Water treatment & pollution control outperformed as a weakening Yen drove positive performance in the fund's Japanese investments. There was good performance from water utilities in rapidly growing Asian countries and from strength in the environmental testing markets. Torishima Pump (water infrastructure, Japan) rose as the weakening Yen improved export potential, and Campbell Brothers (monitoring and testing, Australia) performed well on strong growth in its Australian mineral testing business.
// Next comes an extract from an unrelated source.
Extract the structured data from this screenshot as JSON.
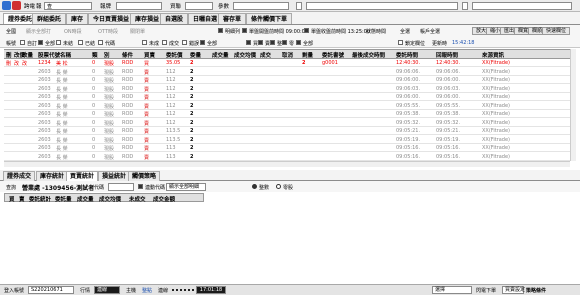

The fund underperformed in the waste technologies & resource management sector as large index constituents in the Korean heavy engineering and Taiwanese chemicals sectors (that the Fund does not own) performed strongly. Underperforming stocks included Yingde Gases (pollution control, China), which fell on news that the government was rationing power to the steel sector, and Lee & Man (paper recycling, China) which had weaker than expected results.
The Cancun climate summit managed to rebuild trust and cooperation among delegates, but brought limited progress of relevance for investors. Agreement was achieved regarding a monitoring/verification framework and a Green Climate Fund managed by the World Bank to allocate up to $100bn in climate aid to the poorest countries by 2020. Uncertainty regarding the REDD-forestry mechanism, CDM and Kyoto Protocol frameworks remains. The US approved extensions of Bush-era tax cuts, including sizable direct environmental funding through cash grants and tax credits of $11bn for renewable energy, ethanol and energy efficiency. California approved cap & trade legislation to cap pollution from plants, cars and trucks by roughly 15% by 2020, taking effect from 2012.
In renewables, Italy is reforming and clarifying its incentives, by moving from green certificates to a feed-in-tariff, whereas France has a freeze in its solar PV development until March, when it is expected to introduce a new policy framework. Sweden and Norway agreed to establish a common green certificate market in 2012. Spain reduced tariffs for thermal solar and wind, and stunned investors with a retroactive cut in feed-in-tariffs and hourly caps for premium tariffs for solar PV. Turkey, on the other hand, ratified a new law guaranteeing prices paid for renewables, with wind in particular set to benefit strongly as investments of up to $30bn or ~19GW of new wind capacity might be developed within the next 4-5 years. In energy efficiency, Ireland introduced new residential energy efficiency incentives, including tax reliefs. The EU will introduce new fuel efficiency targets on vans and may move to tighten biofuel legislation by July 2011. The US DoE will provide $148m to accelerate the development of efficient vehicle technologies.
In the water sector, India supported a regional protocol for water management in the Himalayan River Basin, as well as utilising a $1bn World Bank loan to start round-the-clock water supply facilities in 12 major cities. The Indonesian government has granted $6.3bn in funding for water resource developments in 2011.